We propose this method to solve the problem of generating the largest augmented model. In NetAug, the largest augment model is generated randomly just based on the hyperparameters \(r\) and \(s\). Single Path One-Shot NAS with uniform sampling revists the pitfalls of weight coupling in previous weight sharing methods. The one-shot paradigm is made attractive for real world tasks and better generalization. It is hyperparameter free, single path strategy works well because it can decouple the weights of different operations. This implementation can be more efficient in multiple search space. Using this technique we generate largest optimized augmented model by

1. Supernet weight Optimization : \(\begin{equation}W_{\mathcal{A}}=\mathop{\arg \min}_{W} \: \mathcal{L}_{\text{train}}\big(\mathcal{N}(\mathcal{A},W)\big)\end{equation}\)

   The \(\mathcal{A}\) is the architecture search space represented as a directed acyclic graph which is encoded as a supernet \(\mathcal{N}(\mathcal{A}, W)\). During an SGD step in the above equation, each edge in the supernet graph is randomly dropped, using a dropout rate parameter. In this way, the co-adaptation of the node weights is reduced during training making the supernet training easier.

2. Architecture Search Optimization : \(\begin{equation}a^* = \mathop{\arg \max}_{a \in \mathcal{A}} \text{ ACC}_{\text{val}}\bigg(\mathcal{N}\big(a,W_{\mathcal{A}}(a)\big)\bigg)\end{equation}\)

   During search, each sampled architecture a inherits its weights from \(W_{\mathcal{A}}\) as \(W_{\mathcal{A}}(a)\). The architecture weights are ready to use making the search very efficient and flexible. This type of sequential optimization works because, the accuracy of any architecture \(a\) on a validation set using inherited weight \(W_{\mathcal{A}}(a)\) (without extra fine tuning) is highly predictive for the accuracy of \(a\) that is fully trained.
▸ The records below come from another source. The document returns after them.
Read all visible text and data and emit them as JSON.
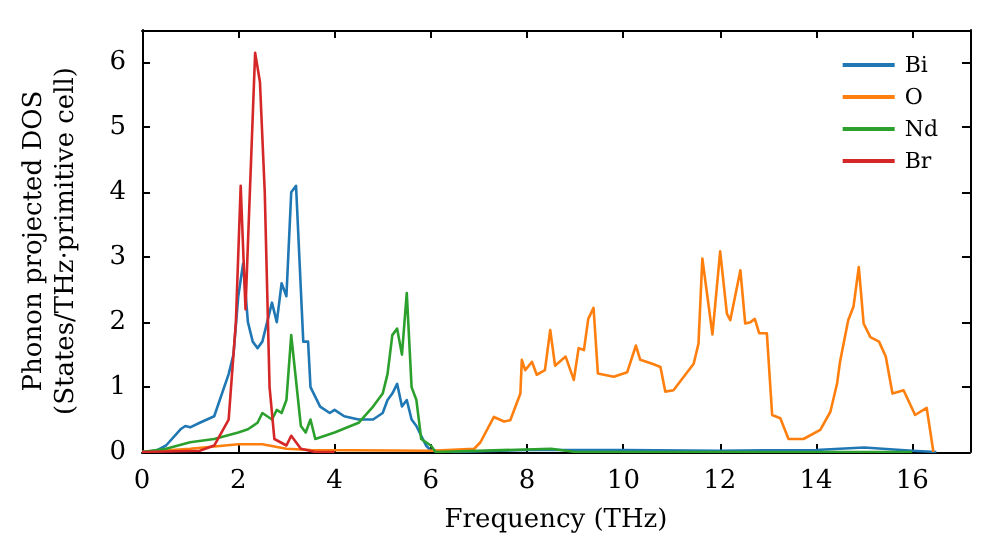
{
  "chart_data": {
    "type": "line",
    "xlabel": "Frequency (THz)",
    "ylabel": "Phonon projected DOS\n(States/THz·primitive cell)",
    "xlim": [
      0,
      17.2
    ],
    "ylim": [
      0,
      6.5
    ],
    "xticks": [
      0,
      2,
      4,
      6,
      8,
      10,
      12,
      14,
      16
    ],
    "yticks": [
      0,
      1,
      2,
      3,
      4,
      5,
      6
    ],
    "legend": "top right",
    "grid": false,
    "marker": "none",
    "line_style": "solid",
    "series": [
      {
        "name": "Bi",
        "color": "#1f77b4",
        "x": [
          0,
          0.3,
          0.5,
          0.8,
          0.9,
          1.0,
          1.2,
          1.5,
          1.8,
          1.9,
          2.0,
          2.1,
          2.2,
          2.3,
          2.4,
          2.5,
          2.7,
          2.8,
          2.9,
          3.0,
          3.1,
          3.2,
          3.3,
          3.35,
          3.45,
          3.5,
          3.7,
          3.9,
          4.0,
          4.2,
          4.5,
          4.8,
          5.0,
          5.1,
          5.2,
          5.3,
          5.4,
          5.5,
          5.6,
          5.7,
          5.9,
          6.0,
          6.5,
          8,
          10,
          12,
          14,
          15,
          16,
          16.5
        ],
        "values": [
          0,
          0.02,
          0.1,
          0.35,
          0.4,
          0.38,
          0.45,
          0.55,
          1.2,
          1.5,
          2.4,
          2.9,
          2.0,
          1.7,
          1.6,
          1.7,
          2.3,
          2.0,
          2.6,
          2.4,
          4.0,
          4.1,
          2.5,
          1.7,
          1.7,
          1.0,
          0.7,
          0.6,
          0.65,
          0.55,
          0.5,
          0.5,
          0.6,
          0.8,
          0.9,
          1.05,
          0.7,
          0.8,
          0.5,
          0.4,
          0.1,
          0.02,
          0,
          0.03,
          0.03,
          0.02,
          0.03,
          0.07,
          0.02,
          0
        ]
      },
      {
        "name": "O",
        "color": "#ff7f0e",
        "x": [
          0,
          1,
          2,
          2.5,
          3,
          3.5,
          6,
          6.9,
          7.03,
          7.31,
          7.52,
          7.65,
          7.86,
          7.89,
          7.96,
          8.1,
          8.2,
          8.37,
          8.48,
          8.58,
          8.8,
          8.97,
          9.07,
          9.18,
          9.27,
          9.38,
          9.47,
          9.8,
          10.08,
          10.26,
          10.35,
          10.6,
          10.77,
          10.87,
          11.04,
          11.46,
          11.56,
          11.64,
          11.85,
          12.01,
          12.15,
          12.22,
          12.43,
          12.53,
          12.64,
          12.73,
          12.82,
          12.98,
          13.09,
          13.26,
          13.43,
          13.74,
          14.09,
          14.3,
          14.44,
          14.5,
          14.67,
          14.78,
          14.89,
          14.99,
          15.13,
          15.31,
          15.45,
          15.59,
          15.82,
          16.06,
          16.3,
          16.44
        ],
        "values": [
          0,
          0.05,
          0.12,
          0.12,
          0.05,
          0.03,
          0.02,
          0.05,
          0.15,
          0.54,
          0.47,
          0.49,
          0.9,
          1.42,
          1.26,
          1.39,
          1.19,
          1.26,
          1.88,
          1.33,
          1.47,
          1.11,
          1.6,
          1.57,
          2.05,
          2.22,
          1.21,
          1.16,
          1.23,
          1.64,
          1.42,
          1.36,
          1.31,
          0.93,
          0.95,
          1.36,
          1.67,
          2.98,
          1.81,
          3.09,
          2.13,
          2.03,
          2.8,
          1.98,
          2.0,
          2.05,
          1.83,
          1.83,
          0.57,
          0.52,
          0.2,
          0.2,
          0.34,
          0.62,
          1.06,
          1.39,
          2.03,
          2.24,
          2.85,
          1.98,
          1.77,
          1.7,
          1.47,
          0.9,
          0.95,
          0.57,
          0.68,
          0
        ]
      },
      {
        "name": "Nd",
        "color": "#2ca02c",
        "x": [
          0,
          0.5,
          1,
          1.5,
          2.0,
          2.2,
          2.4,
          2.5,
          2.7,
          2.8,
          2.9,
          3.0,
          3.1,
          3.2,
          3.3,
          3.4,
          3.5,
          3.6,
          4.0,
          4.5,
          4.8,
          5.0,
          5.1,
          5.2,
          5.3,
          5.4,
          5.5,
          5.6,
          5.7,
          5.8,
          6.0,
          6.1,
          8.5,
          9,
          16
        ],
        "values": [
          0,
          0.05,
          0.15,
          0.2,
          0.3,
          0.35,
          0.45,
          0.6,
          0.5,
          0.65,
          0.6,
          0.8,
          1.8,
          1.1,
          0.4,
          0.3,
          0.5,
          0.2,
          0.3,
          0.45,
          0.7,
          0.9,
          1.2,
          1.8,
          1.9,
          1.5,
          2.45,
          1.0,
          0.8,
          0.2,
          0.1,
          0,
          0.05,
          0,
          0
        ]
      },
      {
        "name": "Br",
        "color": "#d62728",
        "x": [
          0,
          1.2,
          1.5,
          1.8,
          1.95,
          2.05,
          2.15,
          2.2,
          2.35,
          2.45,
          2.55,
          2.65,
          2.75,
          3.0,
          3.1,
          3.2,
          3.3,
          3.6,
          4.0
        ],
        "values": [
          0,
          0.02,
          0.1,
          0.5,
          2.0,
          4.1,
          2.2,
          3.2,
          6.15,
          5.7,
          4.0,
          1.0,
          0.2,
          0.1,
          0.25,
          0.15,
          0.05,
          0,
          0
        ]
      }
    ]
  }
}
Hence we try to minimize the training loss even further for better performance, supernet weights \(W_{\mathcal{A}}\) such that all the architectures in the search space are optimized simultaneously.

\[\begin{equation}W_{\mathcal{A}} = \mathop{\arg \min}_{W} \: \mathbb{E}_{a \sim \Gamma(\mathcal{A})}\bigg[\mathcal{L}_{\text{train}}\big(\mathcal{N}(a, W(a))\big)\bigg]\end{equation}\]

where \(\Gamma(\mathcal{A})\) is the prior distribution of \(a \in \mathcal{A}\). This stochastic training of the supernet is helpful in better generalization of the optimized model and is also computationally efficient. To overcome the problem of weight coupling, the supernet \(\mathcal{N}(\mathcal{A},W)\) is chosen such that each architecture is a single path so that this realization is hyperparameter free as compared to traditional NAS approaches. The distribution \(\Gamma(\mathcal{A})\) is fixed apriori as a uniform distribution during our training and is not a learnable parameter.

Evaluation and Inference

Evaluation metric is the core for building any accurate machine learning model. We propose to implement the evaluation metrics precision@\(k\) ,recall@\(k\) and f1-score@\(k\) for the augmented sub-models sampled from largest augmented model and for the base model itself, where \(k\) represents the top k accuracy on the test set. These metrics will assist in evaluating the training procedure better than vanilla accuracy because we are trying to tackle the problem of underfitting, and an underfitted model is more likely to make the same prediction for every input and presence of class imbalance will lead to erroneous results.

Conclusion

The main conclusion of this blog post is to further refine tiny neural networks effectively without any loss in accuracy and prevent underfitting in them. The paper implements this in a unique way apart from the conventional techniques such as regularization, dropout and data augmentation. This blog adds to other techniques that are orthogonal to NetAug can be used combined with NetAug for improvised results.